On 09/12/2011 05:10 PM, Steven Schveighoffer wrote:
On Mon, 12 Sep 2011 10:50:49 -0400, Simen Kjaeraas
<simen.kja...@gmail.com> wrote:

On Mon, 12 Sep 2011 16:43:36 +0200, Steven Schveighoffer
<schvei...@yahoo.com> wrote:

While I agree a nested "@disable this" struct inside a struct should
disable default construction of the outer struct, a class *requires*
initialization, and a default constructor is called explicitly (and
can be defined!) We are talking two different worlds here.

I think the above should be accepted. I'm not sure how feasible it
is, since it requires code path analysis.

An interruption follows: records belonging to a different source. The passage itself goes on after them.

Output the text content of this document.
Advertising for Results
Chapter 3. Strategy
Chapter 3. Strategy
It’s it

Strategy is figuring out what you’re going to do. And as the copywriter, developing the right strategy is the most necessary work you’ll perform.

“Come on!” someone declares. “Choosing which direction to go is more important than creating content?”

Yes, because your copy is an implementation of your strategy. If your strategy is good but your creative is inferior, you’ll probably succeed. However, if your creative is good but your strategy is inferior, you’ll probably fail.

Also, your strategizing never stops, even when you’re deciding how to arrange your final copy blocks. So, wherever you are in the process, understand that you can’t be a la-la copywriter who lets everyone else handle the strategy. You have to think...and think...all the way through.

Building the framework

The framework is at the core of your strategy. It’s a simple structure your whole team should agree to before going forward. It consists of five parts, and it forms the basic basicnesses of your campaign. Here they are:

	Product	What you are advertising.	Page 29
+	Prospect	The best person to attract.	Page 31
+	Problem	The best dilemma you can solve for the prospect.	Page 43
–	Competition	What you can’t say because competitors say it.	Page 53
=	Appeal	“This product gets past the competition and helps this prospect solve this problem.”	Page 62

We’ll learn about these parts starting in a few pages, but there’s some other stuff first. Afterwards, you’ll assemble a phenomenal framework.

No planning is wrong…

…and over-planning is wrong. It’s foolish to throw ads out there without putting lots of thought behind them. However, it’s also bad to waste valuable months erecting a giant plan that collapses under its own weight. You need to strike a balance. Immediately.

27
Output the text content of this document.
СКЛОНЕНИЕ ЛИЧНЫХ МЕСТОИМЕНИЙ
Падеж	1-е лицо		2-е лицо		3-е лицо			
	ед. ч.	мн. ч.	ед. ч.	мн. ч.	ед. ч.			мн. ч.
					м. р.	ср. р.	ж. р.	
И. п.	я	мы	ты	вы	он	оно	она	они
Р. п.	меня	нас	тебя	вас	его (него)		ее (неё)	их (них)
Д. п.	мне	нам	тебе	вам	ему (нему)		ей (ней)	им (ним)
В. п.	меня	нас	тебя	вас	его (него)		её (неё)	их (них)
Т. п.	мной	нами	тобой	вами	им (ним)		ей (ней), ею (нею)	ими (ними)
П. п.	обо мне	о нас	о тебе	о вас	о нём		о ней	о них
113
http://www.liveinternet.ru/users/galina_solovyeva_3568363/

What do you mean analysis? What's needed is checking 'did this class
explicitly implement a default ctor?'. Te other test ('is the struct
properly initialized?' is already performed for other constructors,
so should pose no huge impediment.

I mean the compiler has to verify a constructor is called for the member
struct in the class constructor.

You also must define a constructor of some kind (does not have to be a
no-arg ctor), because the compiler generated default constructor cannot
call the default constructor of the struct.

Maybe it's easy, but I have no idea, hence "I'm not sure" :)

-Steve

The compiler already checks that for non-default class constructors, so the change would probably be very easy to carry out.